Business models and the way we conduct business have changed. This means that the risks of potential cyber-attacks also increase with the advancement of technology.
Although various security measures are being put in place, cyber security alone is not adequate as cyber criminals are often protected by the layers of high-tech encryption and technology. It is therefore important that organisations move with the time in terms of technology and when it comes to managing cyber threats.
A FAST-EMERGING TREND
The most common incidents experienced, according to Garth de Klerk, Chief Executive Officer of The Insurance Crime Bureau remain phishing, whaling and ransomware.
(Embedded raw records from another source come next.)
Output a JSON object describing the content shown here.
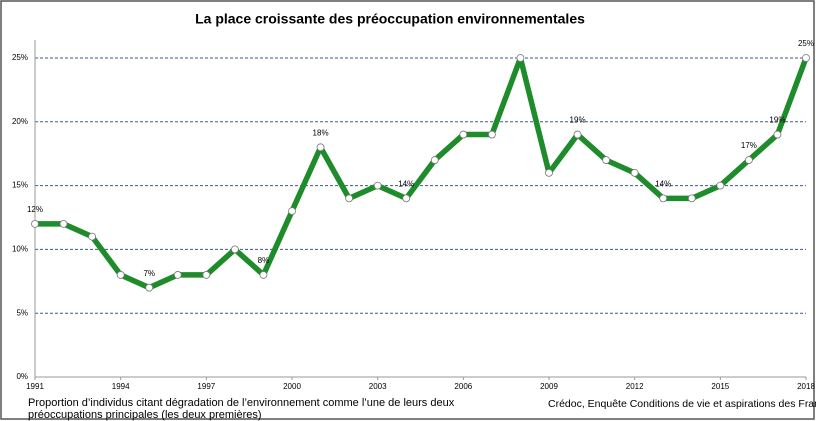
{
  "chart_data": {
    "type": "line",
    "title": "La place croissante des préoccupation environnementales",
    "x": [
      1991,
      1992,
      1993,
      1994,
      1995,
      1996,
      1997,
      1998,
      1999,
      2000,
      2001,
      2002,
      2003,
      2004,
      2005,
      2006,
      2007,
      2008,
      2009,
      2010,
      2011,
      2012,
      2013,
      2014,
      2015,
      2016,
      2017,
      2018
    ],
    "values": [
      12,
      12,
      11,
      8,
      7,
      8,
      8,
      10,
      8,
      13,
      18,
      14,
      15,
      14,
      17,
      19,
      19,
      25,
      16,
      19,
      17,
      16,
      14,
      14,
      15,
      17,
      19,
      25
    ],
    "value_labels": [
      "12%",
      null,
      null,
      null,
      "7%",
      null,
      null,
      null,
      "8%",
      null,
      "18%",
      null,
      null,
      "14%",
      null,
      null,
      null,
      null,
      null,
      "19%",
      null,
      null,
      "14%",
      null,
      null,
      "17%",
      "19%",
      "25%"
    ],
    "color": "#1e8c2a",
    "xlim": [
      1991,
      2018
    ],
    "xticks": [
      1991,
      1994,
      1997,
      2000,
      2003,
      2006,
      2009,
      2012,
      2015,
      2018
    ],
    "ylim": [
      0,
      25
    ],
    "yticks": [
      {
        "value": 0,
        "label": "0%"
      },
      {
        "value": 5,
        "label": "5%"
      },
      {
        "value": 10,
        "label": "10%"
      },
      {
        "value": 15,
        "label": "15%"
      },
      {
        "value": 20,
        "label": "20%"
      },
      {
        "value": 25,
        "label": "25%"
      }
    ],
    "grid": true,
    "caption_lines": [
      "Proportion d’individus citant dégradation de l’environnement comme l’une de leurs deux",
      "préoccupations principales (les deux premières)"
    ],
    "source": "Crédoc, Enquête Conditions de vie et aspirations des Français"
  }
}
“The delivery methods are still the typical email sent, aimed at either luring an individual into clicking on a link, or impersonating a senior executive and giving instructions that could lead to financial or other losses. Social Engineering or “Human Hacking” is a fast emerging trend, where the syndicate will research key individuals, whether they are a receptionist, personal assistant, or the c-suite executive. Once enough information is gleaned on the individual via either social media or internal information then an attack is designed specific to that individual – again with the intent to cause financial or other loss,” continued de Klerk.
THE LACK OF PREPAREDNESS
The South African excerpt from the Ponemon Institute’s latest Cost of a Data Breach survey found that companies took on average 155 days to detect and a further 44 days to contain an incident. The intervening time or period to identify an incident was less than 100 days and the average breach cost was R29.8 million. When it took more than 100 days to detect, the cost rose to R34.95 million. Where a breach could be contained within 30 days the average breach cost was R28.44 million, as opposed to R36.28 million where containment took more than 30 days.
“It is clear from these numbers that the time to identify and contain an incident can have a large impact on the ultimate costs incurred,” said Ryan van de Coolwijk, Product Champion Cyber at iTOO Special Risks.
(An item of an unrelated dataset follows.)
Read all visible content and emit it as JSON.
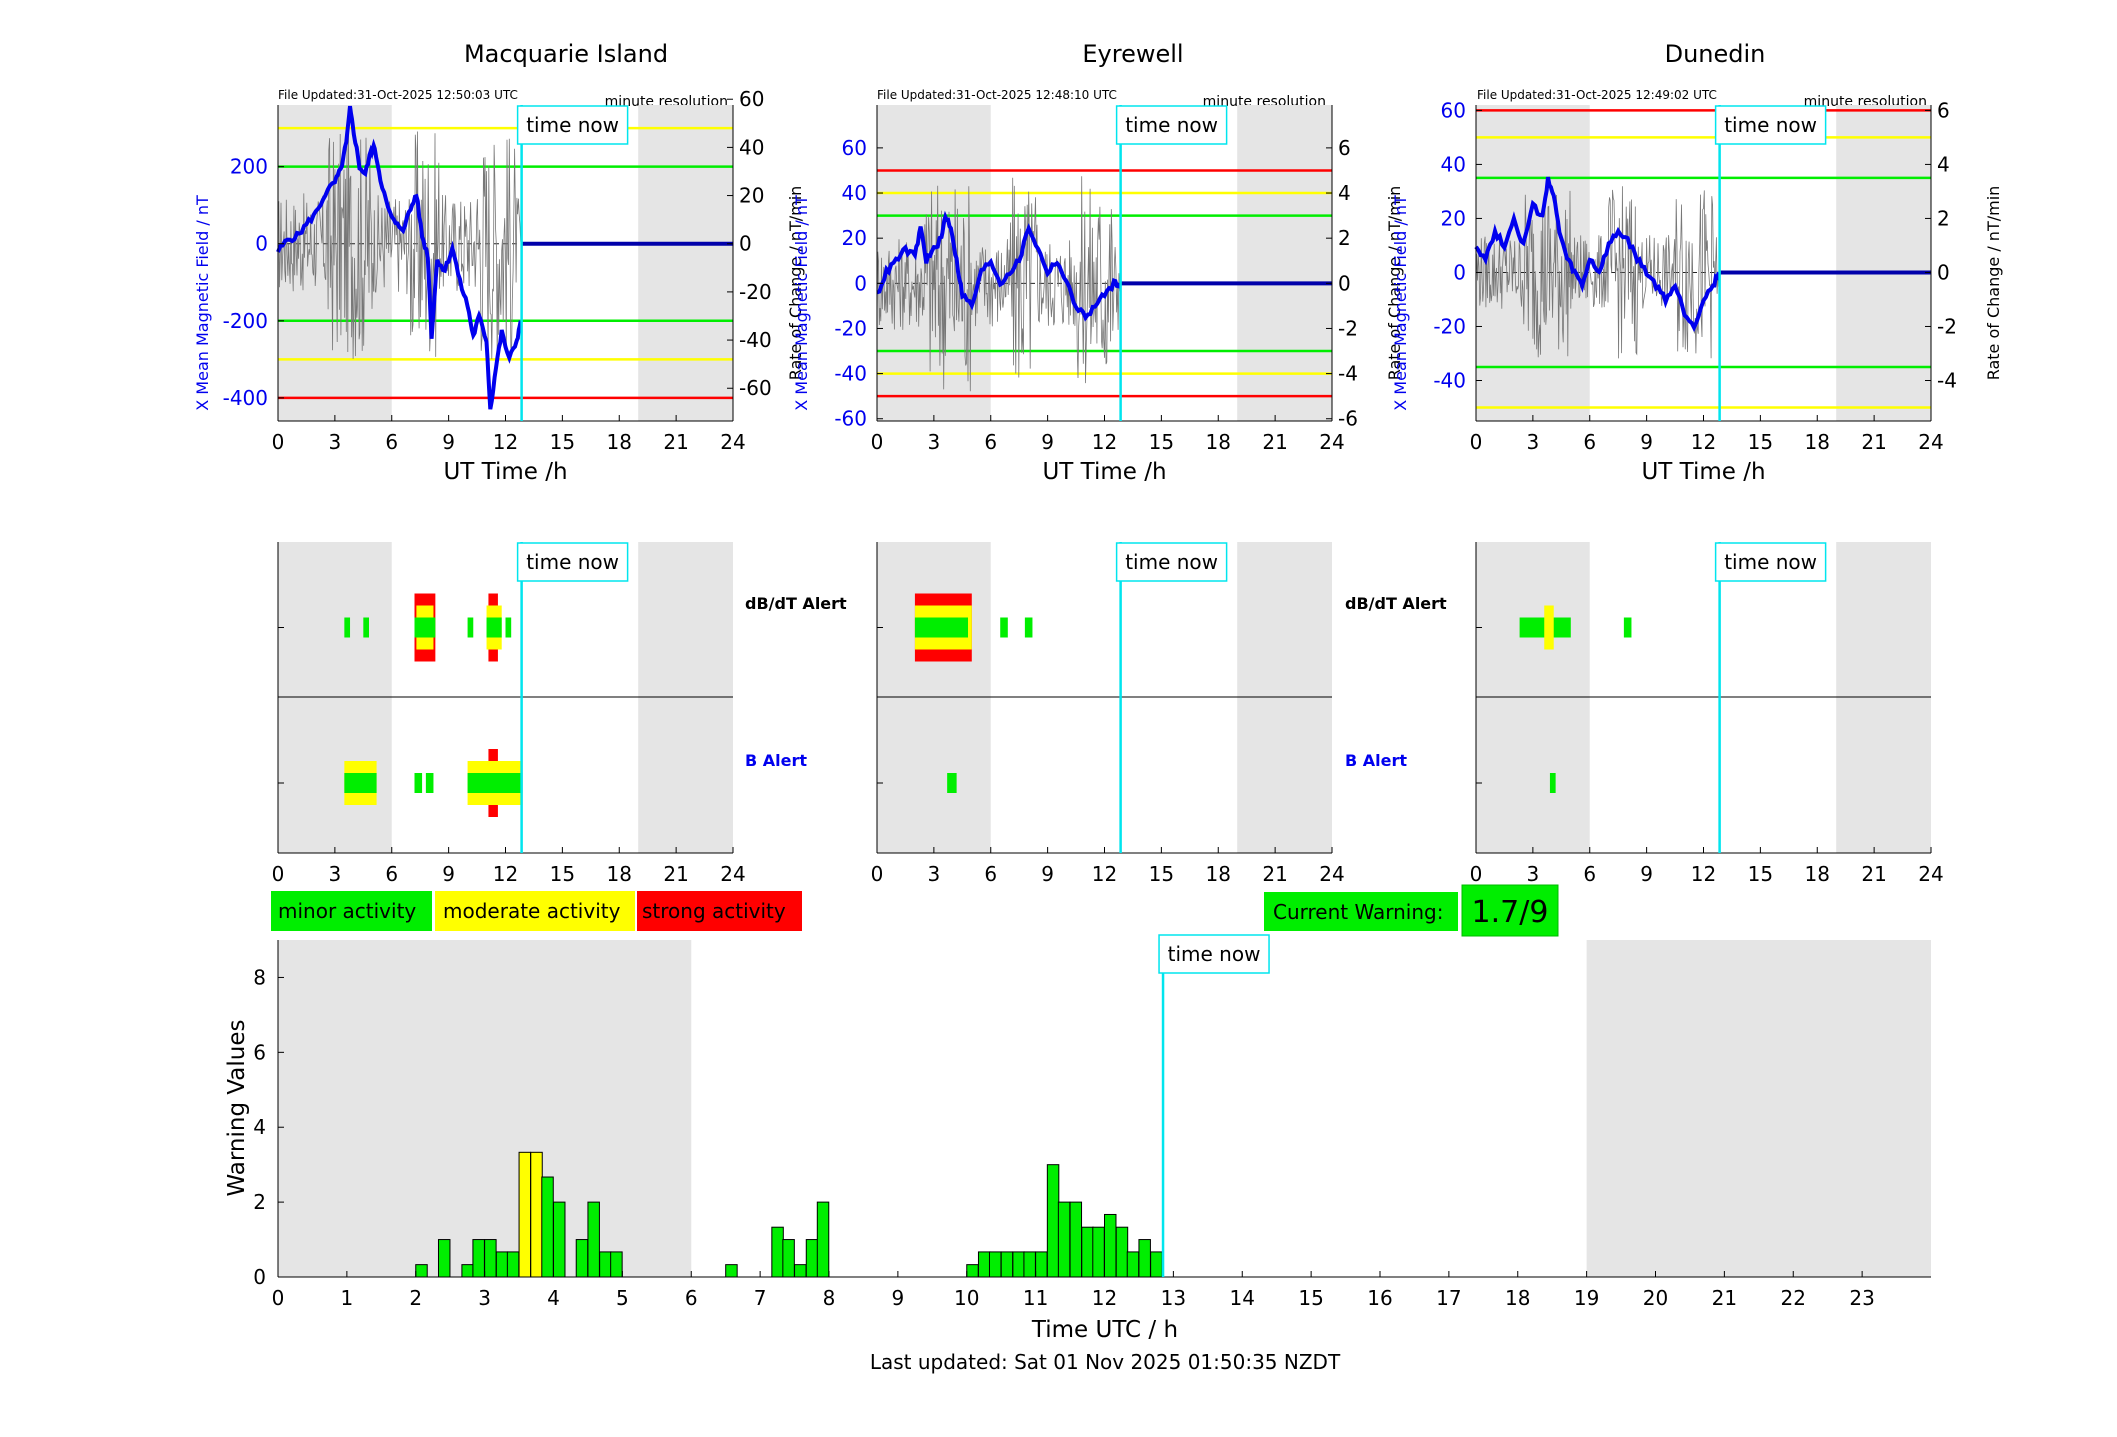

To highlight the lack of preparedness, in the latest PwC Global Economic Crime Survey, it was found that only 35% of South African companies have a cyber incident response plan in place.
CLOSING THE GAP
“How dependent are you on your systems, and for critical systems do you have recovery mechanisms in place? How long would it take to recover? Who has access to data and systems and how secure is such access? Where is data stored and are there measures implemented to safeguard such data e.g. mobile device management, encryption etc. What monitoring do you have in place, are you likely to pick up malicious activity? Do you have an incident response process etc?” concluded van de Coolwijk.
“When dealing with a cyber incident, the speed, co-ordination and effectiveness of the response process is paramount to limiting the potential costs and damages,” said van de Coolwijk.
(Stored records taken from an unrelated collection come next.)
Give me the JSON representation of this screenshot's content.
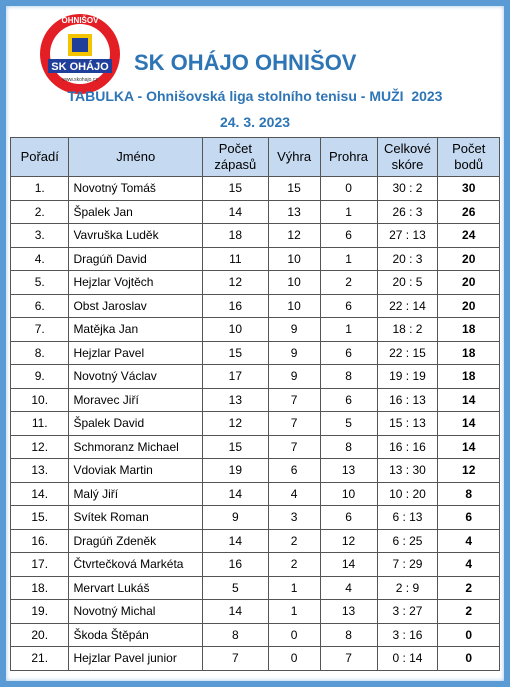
{
  "logo": {
    "top": "OHNIŠOV",
    "name": "SK OHÁJO",
    "url": "www.skohajo.cz"
  },
  "header": {
    "title": "SK OHÁJO OHNIŠOV",
    "subtitle": "TABULKA - Ohnišovská liga stolního tenisu - MUŽI  2023",
    "date": "24. 3. 2023"
  },
  "table": {
    "columns": [
      "Pořadí",
      "Jméno",
      "Počet zápasů",
      "Výhra",
      "Prohra",
      "Celkové skóre",
      "Počet bodů"
    ],
    "rows": [
      [
        "1.",
        "Novotný Tomáš",
        15,
        15,
        0,
        "30 : 2",
        30
      ],
      [
        "2.",
        "Špalek Jan",
        14,
        13,
        1,
        "26 : 3",
        26
      ],
      [
        "3.",
        "Vavruška Luděk",
        18,
        12,
        6,
        "27 : 13",
        24
      ],
      [
        "4.",
        "Dragúň David",
        11,
        10,
        1,
        "20 : 3",
        20
      ],
      [
        "5.",
        "Hejzlar Vojtěch",
        12,
        10,
        2,
        "20 : 5",
        20
      ],
      [
        "6.",
        "Obst Jaroslav",
        16,
        10,
        6,
        "22 : 14",
        20
      ],
      [
        "7.",
        "Matějka Jan",
        10,
        9,
        1,
        "18 : 2",
        18
      ],
      [
        "8.",
        "Hejzlar Pavel",
        15,
        9,
        6,
        "22 : 15",
        18
      ],
      [
        "9.",
        "Novotný Václav",
        17,
        9,
        8,
        "19 : 19",
        18
      ],
      [
        "10.",
        "Moravec Jiří",
        13,
        7,
        6,
        "16 : 13",
        14
      ],
      [
        "11.",
        "Špalek David",
        12,
        7,
        5,
        "15 : 13",
        14
      ],
      [
        "12.",
        "Schmoranz Michael",
        15,
        7,
        8,
        "16 : 16",
        14
      ],
      [
        "13.",
        "Vdoviak Martin",
        19,
        6,
        13,
        "13 : 30",
        12
      ],
      [
        "14.",
        "Malý Jiří",
        14,
        4,
        10,
        "10 : 20",
        8
      ],
      [
        "15.",
        "Svítek Roman",
        9,
        3,
        6,
        "6 : 13",
        6
      ],
      [
        "16.",
        "Dragúň Zdeněk",
        14,
        2,
        12,
        "6 : 25",
        4
      ],
      [
        "17.",
        "Čtvrtečková Markéta",
        16,
        2,
        14,
        "7 : 29",
        4
      ],
      [
        "18.",
        "Mervart Lukáš",
        5,
        1,
        4,
        "2 : 9",
        2
      ],
      [
        "19.",
        "Novotný Michal",
        14,
        1,
        13,
        "3 : 27",
        2
      ],
      [
        "20.",
        "Škoda Štěpán",
        8,
        0,
        8,
        "3 : 16",
        0
      ],
      [
        "21.",
        "Hejzlar Pavel junior",
        7,
        0,
        7,
        "0 : 14",
        0
      ]
    ]
  }
}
He concludes by saying there are some high level topics for consideration including the ability to understand your IT environment, storage and processes.
In order to combat cybercrime in the industry, De Klerk says, “As a collective we need to continue to stay ahead of trends, and continuously educate/remind our employees of the risks. Simplistic awareness around the most likely methods of attack, and education as to how to avoid the more sophisticated approaches is key to reinforce in our work places. As an industry we need to look for channels to share knowledge on cyber trends, to form a combined front, with the ultimate view to mitigate the risk of falling prey to cyber.”